China’s surprise 2 percent devaluation of the yuan on Tuesday, seen as a move to bolster a flagging economy, was condemned by U.S. lawmakers as a grab for an unfair export advantage.
The move hit global equities, prompting some investors to seek safe-haven assets such as gold which has now recovered around 3 percent from a 5-1/2-year low of $1,077 during a late July rout.
Asian stocks and emerging currencies tumbled on Wednesday after Beijing allowed the yuan to fall sharply for a second day.
Spot gold was up 0.2 percent at $1,110.80 an ounce by 0231 GMT, after peaking at $1,119 on Tuesday, its highest since July 20.
“The only reason gold may benefit will be purely from a safe-haven perspective,” said OCBC Bank analyst Barnabas Gan.
If China’s action indeed spurs a currency war, every currency would depreciate and dollar strength continue, said Gan, which would eventually weaken gold.
Gan also said the weaker yuan would make it more expensive for China, the world’s top consumer, to import gold, potentially extending weak Chinese demand that has been the case since 2014.

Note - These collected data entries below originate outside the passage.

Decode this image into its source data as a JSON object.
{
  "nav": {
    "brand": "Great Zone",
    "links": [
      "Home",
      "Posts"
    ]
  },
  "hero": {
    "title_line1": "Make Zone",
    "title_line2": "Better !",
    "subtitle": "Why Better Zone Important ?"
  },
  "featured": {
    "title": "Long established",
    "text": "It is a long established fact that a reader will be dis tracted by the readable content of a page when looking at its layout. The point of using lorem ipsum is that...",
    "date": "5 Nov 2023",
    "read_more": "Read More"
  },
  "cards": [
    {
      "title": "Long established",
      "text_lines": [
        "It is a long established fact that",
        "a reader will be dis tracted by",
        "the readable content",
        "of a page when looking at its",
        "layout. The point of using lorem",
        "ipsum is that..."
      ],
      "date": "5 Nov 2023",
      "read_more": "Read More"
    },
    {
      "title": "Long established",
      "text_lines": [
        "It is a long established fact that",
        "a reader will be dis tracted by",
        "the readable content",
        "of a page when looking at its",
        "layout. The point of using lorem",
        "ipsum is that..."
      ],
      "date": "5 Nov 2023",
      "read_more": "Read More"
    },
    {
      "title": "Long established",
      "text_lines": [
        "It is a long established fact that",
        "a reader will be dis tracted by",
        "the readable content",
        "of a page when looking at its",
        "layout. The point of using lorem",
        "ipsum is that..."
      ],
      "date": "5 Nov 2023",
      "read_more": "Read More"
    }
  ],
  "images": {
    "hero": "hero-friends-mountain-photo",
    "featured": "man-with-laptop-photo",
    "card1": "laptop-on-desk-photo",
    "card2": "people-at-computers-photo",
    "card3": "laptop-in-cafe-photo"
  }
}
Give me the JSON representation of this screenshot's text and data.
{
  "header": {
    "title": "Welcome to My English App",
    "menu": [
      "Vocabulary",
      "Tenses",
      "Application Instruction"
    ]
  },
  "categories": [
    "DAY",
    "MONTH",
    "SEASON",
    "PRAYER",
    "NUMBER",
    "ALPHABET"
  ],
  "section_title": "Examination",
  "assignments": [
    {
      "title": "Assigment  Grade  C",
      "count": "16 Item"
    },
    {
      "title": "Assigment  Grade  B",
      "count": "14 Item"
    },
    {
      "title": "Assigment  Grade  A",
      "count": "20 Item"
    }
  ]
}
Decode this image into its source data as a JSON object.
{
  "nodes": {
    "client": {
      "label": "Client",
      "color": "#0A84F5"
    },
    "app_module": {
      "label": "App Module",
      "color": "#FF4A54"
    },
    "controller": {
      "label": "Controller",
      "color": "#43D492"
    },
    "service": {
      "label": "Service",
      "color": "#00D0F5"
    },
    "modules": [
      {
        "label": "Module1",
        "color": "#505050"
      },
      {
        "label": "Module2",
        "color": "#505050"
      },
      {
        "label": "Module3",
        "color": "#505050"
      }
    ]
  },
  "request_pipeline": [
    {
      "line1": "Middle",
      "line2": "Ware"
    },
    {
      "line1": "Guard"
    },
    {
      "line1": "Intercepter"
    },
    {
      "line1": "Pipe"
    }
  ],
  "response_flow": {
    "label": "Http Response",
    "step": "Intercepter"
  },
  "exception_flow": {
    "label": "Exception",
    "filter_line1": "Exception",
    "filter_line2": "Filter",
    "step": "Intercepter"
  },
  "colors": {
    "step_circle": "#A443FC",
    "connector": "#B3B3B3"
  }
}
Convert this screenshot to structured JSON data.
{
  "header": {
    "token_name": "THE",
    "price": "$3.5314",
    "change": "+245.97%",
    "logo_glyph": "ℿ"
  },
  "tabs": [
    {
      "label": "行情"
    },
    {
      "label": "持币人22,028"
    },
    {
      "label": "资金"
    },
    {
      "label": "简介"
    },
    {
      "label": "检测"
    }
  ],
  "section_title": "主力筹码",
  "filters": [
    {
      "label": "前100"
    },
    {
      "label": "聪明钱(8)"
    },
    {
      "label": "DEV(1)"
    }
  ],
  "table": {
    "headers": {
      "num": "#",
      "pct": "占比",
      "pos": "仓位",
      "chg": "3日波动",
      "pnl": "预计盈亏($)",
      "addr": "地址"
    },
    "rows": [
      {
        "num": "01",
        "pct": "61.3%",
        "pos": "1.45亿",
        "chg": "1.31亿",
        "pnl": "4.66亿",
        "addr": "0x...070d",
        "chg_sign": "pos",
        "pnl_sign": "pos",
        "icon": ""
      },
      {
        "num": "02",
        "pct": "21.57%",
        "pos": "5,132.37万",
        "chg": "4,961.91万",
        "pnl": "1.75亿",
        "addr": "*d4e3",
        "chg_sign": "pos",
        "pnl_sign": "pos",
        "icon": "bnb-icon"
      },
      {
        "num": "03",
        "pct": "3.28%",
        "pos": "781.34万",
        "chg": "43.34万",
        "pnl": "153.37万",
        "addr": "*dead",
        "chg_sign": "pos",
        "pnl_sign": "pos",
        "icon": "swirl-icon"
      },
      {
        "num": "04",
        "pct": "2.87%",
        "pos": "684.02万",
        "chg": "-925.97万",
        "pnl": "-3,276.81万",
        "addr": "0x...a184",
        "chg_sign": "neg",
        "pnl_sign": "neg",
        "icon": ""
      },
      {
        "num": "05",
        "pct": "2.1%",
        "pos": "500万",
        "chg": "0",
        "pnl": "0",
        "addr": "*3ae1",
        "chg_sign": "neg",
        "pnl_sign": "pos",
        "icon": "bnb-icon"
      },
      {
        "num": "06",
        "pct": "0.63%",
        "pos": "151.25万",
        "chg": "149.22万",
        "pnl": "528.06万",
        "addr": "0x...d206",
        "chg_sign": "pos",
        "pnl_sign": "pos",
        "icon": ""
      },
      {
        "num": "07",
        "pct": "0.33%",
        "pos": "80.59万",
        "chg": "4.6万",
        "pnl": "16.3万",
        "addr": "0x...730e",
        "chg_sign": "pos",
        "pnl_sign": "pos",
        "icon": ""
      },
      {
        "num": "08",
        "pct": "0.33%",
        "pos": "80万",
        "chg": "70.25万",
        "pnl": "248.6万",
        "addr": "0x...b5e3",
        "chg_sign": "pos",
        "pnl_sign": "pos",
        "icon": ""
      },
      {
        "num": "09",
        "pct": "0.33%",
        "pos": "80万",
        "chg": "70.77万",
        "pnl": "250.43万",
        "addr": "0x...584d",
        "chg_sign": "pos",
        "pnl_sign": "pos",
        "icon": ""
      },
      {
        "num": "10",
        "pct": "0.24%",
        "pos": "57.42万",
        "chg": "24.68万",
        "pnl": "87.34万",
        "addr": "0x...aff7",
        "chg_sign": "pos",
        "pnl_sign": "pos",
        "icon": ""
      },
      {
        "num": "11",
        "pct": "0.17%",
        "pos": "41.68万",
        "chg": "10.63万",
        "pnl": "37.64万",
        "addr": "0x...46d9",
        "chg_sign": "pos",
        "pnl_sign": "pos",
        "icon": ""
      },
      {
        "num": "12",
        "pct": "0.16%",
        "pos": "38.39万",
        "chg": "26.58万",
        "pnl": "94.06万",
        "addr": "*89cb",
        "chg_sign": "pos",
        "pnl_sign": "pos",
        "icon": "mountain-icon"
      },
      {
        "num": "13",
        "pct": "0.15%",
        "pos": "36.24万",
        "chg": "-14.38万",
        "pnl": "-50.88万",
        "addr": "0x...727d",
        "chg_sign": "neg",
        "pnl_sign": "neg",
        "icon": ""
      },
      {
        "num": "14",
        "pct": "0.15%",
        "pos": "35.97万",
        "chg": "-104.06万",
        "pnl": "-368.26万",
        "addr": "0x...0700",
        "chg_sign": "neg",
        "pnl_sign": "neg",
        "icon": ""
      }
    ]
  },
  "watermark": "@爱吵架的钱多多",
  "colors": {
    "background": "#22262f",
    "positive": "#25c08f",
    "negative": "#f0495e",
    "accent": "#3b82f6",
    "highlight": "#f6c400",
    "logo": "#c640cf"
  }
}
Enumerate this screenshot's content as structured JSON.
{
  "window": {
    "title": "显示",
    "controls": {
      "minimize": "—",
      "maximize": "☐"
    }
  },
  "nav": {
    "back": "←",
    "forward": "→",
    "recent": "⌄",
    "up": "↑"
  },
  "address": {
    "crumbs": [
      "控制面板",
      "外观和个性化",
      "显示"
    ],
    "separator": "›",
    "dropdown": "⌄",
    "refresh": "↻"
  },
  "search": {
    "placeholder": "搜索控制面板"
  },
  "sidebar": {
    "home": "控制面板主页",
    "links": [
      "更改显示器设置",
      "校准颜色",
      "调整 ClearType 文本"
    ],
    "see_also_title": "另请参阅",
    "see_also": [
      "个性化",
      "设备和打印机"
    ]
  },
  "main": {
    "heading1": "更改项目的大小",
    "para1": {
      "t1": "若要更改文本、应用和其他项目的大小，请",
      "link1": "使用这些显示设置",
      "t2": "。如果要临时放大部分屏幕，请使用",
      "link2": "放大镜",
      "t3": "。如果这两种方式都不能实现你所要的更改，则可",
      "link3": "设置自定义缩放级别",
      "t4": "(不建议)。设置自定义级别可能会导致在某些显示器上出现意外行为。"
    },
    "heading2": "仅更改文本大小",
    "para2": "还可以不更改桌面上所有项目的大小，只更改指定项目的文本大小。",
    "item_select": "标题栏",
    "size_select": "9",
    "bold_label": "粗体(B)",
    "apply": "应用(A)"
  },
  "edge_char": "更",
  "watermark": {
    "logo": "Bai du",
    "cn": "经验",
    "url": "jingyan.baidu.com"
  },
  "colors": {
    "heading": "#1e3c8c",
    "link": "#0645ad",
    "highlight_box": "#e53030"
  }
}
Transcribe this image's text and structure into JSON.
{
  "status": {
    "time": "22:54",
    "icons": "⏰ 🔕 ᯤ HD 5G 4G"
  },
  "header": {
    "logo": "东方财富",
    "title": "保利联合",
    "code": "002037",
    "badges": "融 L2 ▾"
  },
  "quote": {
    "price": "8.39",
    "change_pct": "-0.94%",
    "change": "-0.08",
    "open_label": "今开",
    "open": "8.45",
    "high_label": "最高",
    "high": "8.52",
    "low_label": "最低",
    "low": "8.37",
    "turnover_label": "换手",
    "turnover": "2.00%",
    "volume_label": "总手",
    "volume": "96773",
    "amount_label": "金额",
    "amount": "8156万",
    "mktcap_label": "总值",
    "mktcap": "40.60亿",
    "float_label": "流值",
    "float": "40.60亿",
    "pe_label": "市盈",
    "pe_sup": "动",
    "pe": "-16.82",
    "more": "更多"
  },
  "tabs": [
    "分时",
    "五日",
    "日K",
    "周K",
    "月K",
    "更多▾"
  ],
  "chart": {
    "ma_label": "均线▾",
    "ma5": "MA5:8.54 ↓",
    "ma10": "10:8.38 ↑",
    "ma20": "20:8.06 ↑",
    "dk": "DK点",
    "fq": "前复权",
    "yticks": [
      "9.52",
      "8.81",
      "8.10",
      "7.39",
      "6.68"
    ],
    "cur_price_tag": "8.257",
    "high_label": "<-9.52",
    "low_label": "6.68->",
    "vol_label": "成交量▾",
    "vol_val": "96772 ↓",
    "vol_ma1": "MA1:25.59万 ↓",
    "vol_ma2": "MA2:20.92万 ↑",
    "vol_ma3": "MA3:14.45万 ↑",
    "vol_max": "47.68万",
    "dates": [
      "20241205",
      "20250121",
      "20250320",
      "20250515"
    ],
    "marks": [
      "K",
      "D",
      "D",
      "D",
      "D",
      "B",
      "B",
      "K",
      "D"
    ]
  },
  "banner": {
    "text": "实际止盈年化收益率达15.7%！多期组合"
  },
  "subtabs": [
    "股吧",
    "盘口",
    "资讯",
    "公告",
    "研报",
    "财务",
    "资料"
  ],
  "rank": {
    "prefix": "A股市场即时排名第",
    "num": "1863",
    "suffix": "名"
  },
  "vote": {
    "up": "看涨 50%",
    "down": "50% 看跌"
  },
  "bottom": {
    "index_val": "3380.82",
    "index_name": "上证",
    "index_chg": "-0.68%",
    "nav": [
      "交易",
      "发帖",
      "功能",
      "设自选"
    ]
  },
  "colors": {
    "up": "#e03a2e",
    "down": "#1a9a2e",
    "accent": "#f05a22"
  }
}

U.S. gold for December delivery gained 0.2 percent to $1,109.50 an ounce.
China’s currency devaluation is unlikely to distract the U.S. Federal Reserve from a domestic economy that appears increasingly ready for higher interest rates, according to economists and Fed watchers.
That could limit gold’s upside potential. A looming hike in U.S. interest rates had weighed on non-interest yielding bullion.
“We are still looking for a rate hike this year despite all that’s happened,” said Gan.
Spot silver dropped 0.3 percent to $15.23 an ounce after hitting a one-month high on Tuesday. Platinum slipped 0.2 percent to $982.20 an ounce, having touched a three-week top overnight and palladium eased 0.3 percent to $599.90.